August 29, 2010 | Geschrieben von admin-w57 - Kategorie
Psychologie
Der Stolz hat zwei Gesichter: Auf der einen Seite kann er Personen arrogant und überheblich machen, auf der anderen Seite kann er sympathische Chefs hervorbringen. Für den großen Schriftsteller Dante überwogen die negativen Aspekte des Stolzes. Er betrachtete den Stolz als etwas Schlimmeres als den Neid und den Zorn. Völlig anderer Ansicht war dagegen Aristoteles. Er bezeichnete den Stolz als die Krone der Tugenden und sagte: „Jeder muss verachtet werden, der seinen eigenen Wert nicht erkennt.“ In der Geschichte der Menschheit hat also nie Übereinstimmung darüber geherrscht, wie der Stolz zu bewerten ist. Heute hat sich daran immer noch nichts geändert.
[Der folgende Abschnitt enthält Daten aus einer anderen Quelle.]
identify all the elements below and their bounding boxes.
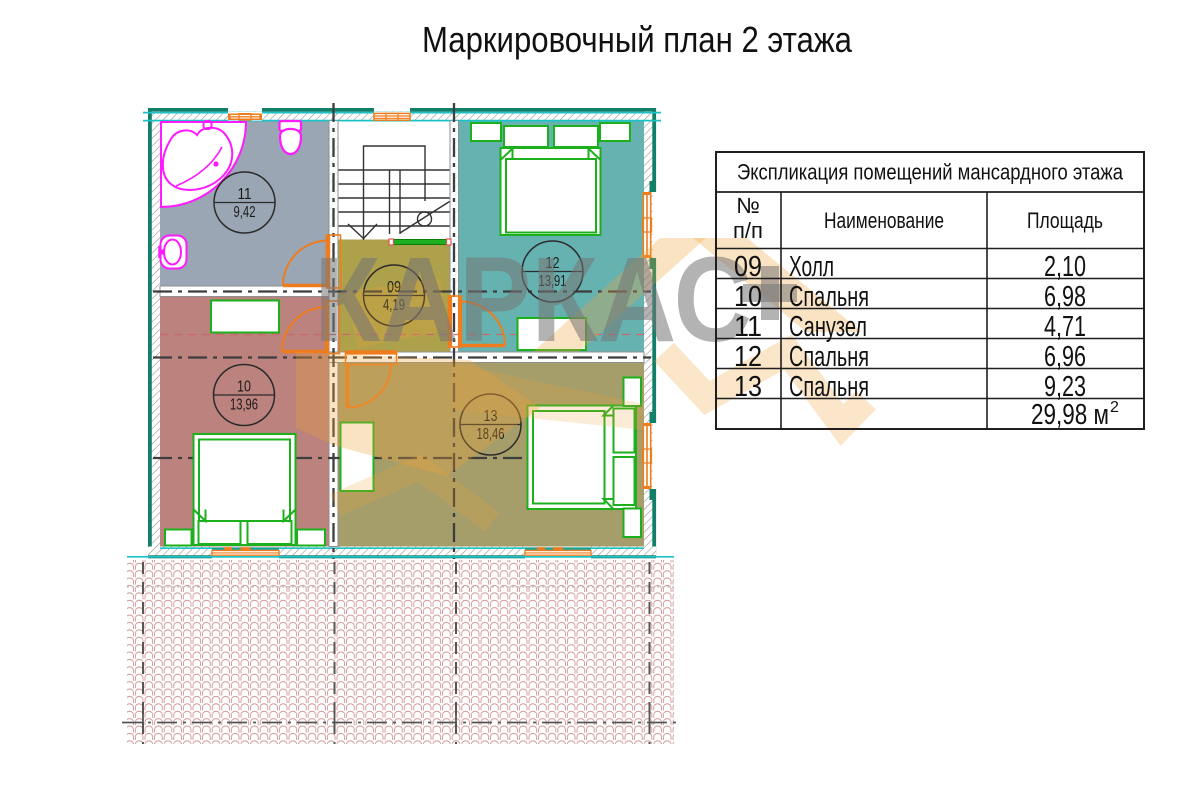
svg-text:п/п: п/п: [733, 218, 763, 243]
svg-text:2,10: 2,10: [1044, 251, 1086, 283]
svg-text:09: 09: [734, 251, 762, 283]
svg-text:11: 11: [734, 311, 762, 343]
svg-text:Площадь: Площадь: [1027, 208, 1103, 233]
svg-text:13,96: 13,96: [230, 397, 258, 414]
svg-text:11: 11: [238, 186, 252, 203]
svg-text:2: 2: [1110, 399, 1119, 416]
svg-text:КАРКАС: КАРКАС: [314, 231, 752, 367]
svg-text:29,98 м: 29,98 м: [1031, 399, 1109, 431]
svg-text:6,98: 6,98: [1044, 281, 1086, 313]
svg-text:Маркировочный план 2 этажа: Маркировочный план 2 этажа: [422, 19, 853, 60]
svg-text:6,96: 6,96: [1044, 341, 1086, 373]
svg-text:Спальня: Спальня: [789, 371, 869, 403]
svg-text:4,71: 4,71: [1044, 311, 1086, 343]
svg-text:Экспликация помещений мансардн: Экспликация помещений мансардного этажа: [737, 160, 1123, 185]
svg-text:Наименование: Наименование: [824, 208, 944, 233]
svg-text:12: 12: [734, 341, 762, 373]
svg-text:10: 10: [734, 281, 762, 313]
svg-text:10: 10: [237, 379, 251, 396]
svg-text:Холл: Холл: [789, 251, 834, 283]
svg-text:Санузел: Санузел: [789, 311, 867, 343]
svg-text:Спальня: Спальня: [789, 281, 869, 313]
svg-text:№: №: [736, 193, 760, 218]
svg-text:13: 13: [734, 371, 762, 403]
svg-text:9,42: 9,42: [234, 204, 256, 221]
svg-text:Спальня: Спальня: [789, 341, 869, 373]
Der authentische und der anmaßende Stolz
Der Stolz ist ein ambivalentes Gefühl: Der Stolz auf die eigenen Leistungen kann den Menschen zu übermenschlichen Taten beflügeln, verletzter Stolz dagegen kann Ehen vernichten und Kriege auslösen. Die Psychologin Jessica Tracy von der British Columbia University unterscheidet folglich zwei Arten des Stolzes, den authentischen und den anmaßenden Stolz. Sie ordnet die beiden Varianten jeweils verschiedenen Charaktertypen zu. Menschen, die auf ihre eigene Leistung stolz sind, sind in der Regel angenehme Mitmenschen, die einen großen Freundeskreis haben, emotional stabil sind und eine gute Partnerschaft pflegen.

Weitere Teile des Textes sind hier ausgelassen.